J and I were waiting for Lefty. Not that that was the gumball's name. I didn't know the gumball's name yet. Only that he was one of many less than upright characters from Justin's world—and Aubrey's world, if one is to be honest about it. Low-level wise guys and coke dealers, strip club employees, fixers, bartenders who also acted in porn movies or ripped off warehouses in their spare time. Lefty was from that world.

He drove a damn pretty car, though. Pulled up in it a few minutes after we arrived.

“You're sure this guy knows what it is you want him to do?” I asked as we watched the driver approach.

“Oh yeah.”

“That favor he owes you must be a motherfucker.”

“A little matter of an alibi. Let's just say it made about twenty-five years' worth of difference in his life, and leave it at that.”

“I'm leaving it even as we speak.”

“You can pay me back too, Smash-up. And you don't have to break no laws to do it.”

“Anything.”

“My boyfriend Kenny wants to take us to lunch—a crab cakes and champagne blowout.”

“That's all I have to do?”

“That's all. Favor repaid.”

“I'm there, buddy.”

Once he got up close, Lefty wasn't such a bad-looking white guy—not a gorilla at all. The ponytail was a mistake, but not, as it was with some men, a capital offense. He was on the short side; Justin and I both towered over him.

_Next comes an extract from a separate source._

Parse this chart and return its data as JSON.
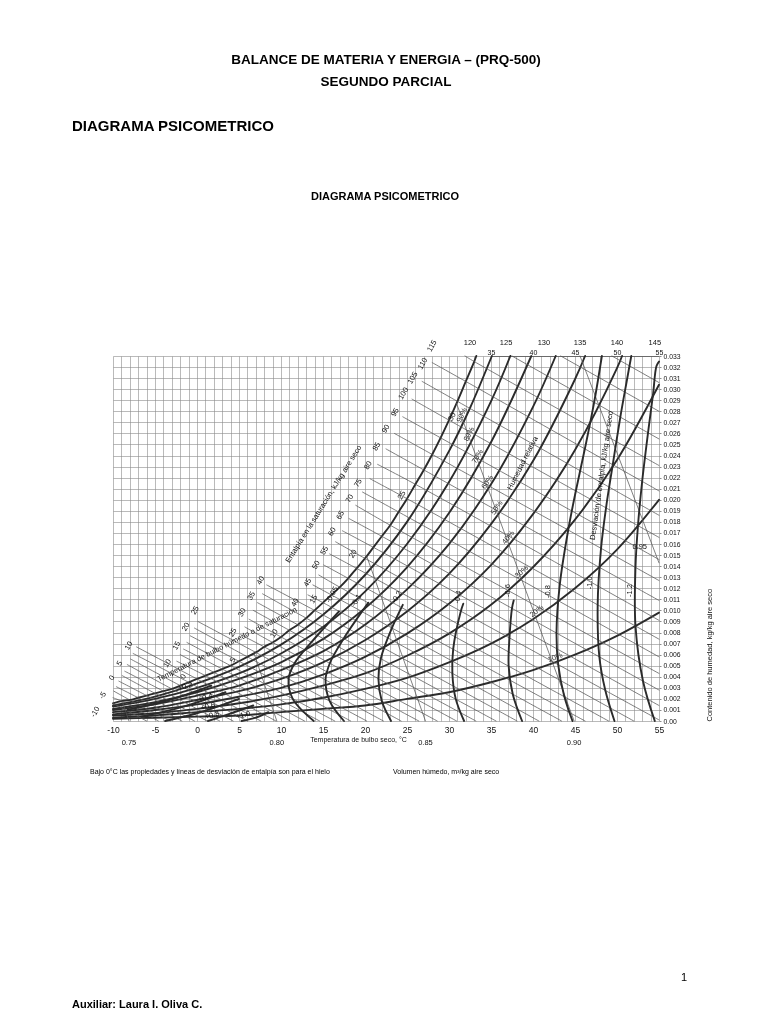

Lefty wasn't very polite to Justin. His jaw tight, he nodded perfunctorily at him and refused to meet his eyes while Justin was reciting Ida's address.

“Got it,” he muttered. “Let's go.”

“Just a minute, you rude thing!” Justin ribbed him. “There's a lady present. This is my friend Thelma. Thelma, this is, uh, Mark.”

“Mark” may or may not have been Lefty's real name. But Thelma as an alias for me? Puh-leeeze. Thanks a lot, Justin. Why not Shaneequa?

Mark barely looked at me, obviously eager to be somewhere else. But then, when he finally turned his eyes in my direction he did a double take.

I could see him seeing me without my blouse, writhing up there on that stage under all the blue and orange light-bulbs.

“Nice to meet you, Thelma. You work at Caesar's?”

“No,” I said, “but I'm thinking about auditioning. I've got an act with a live chicken.”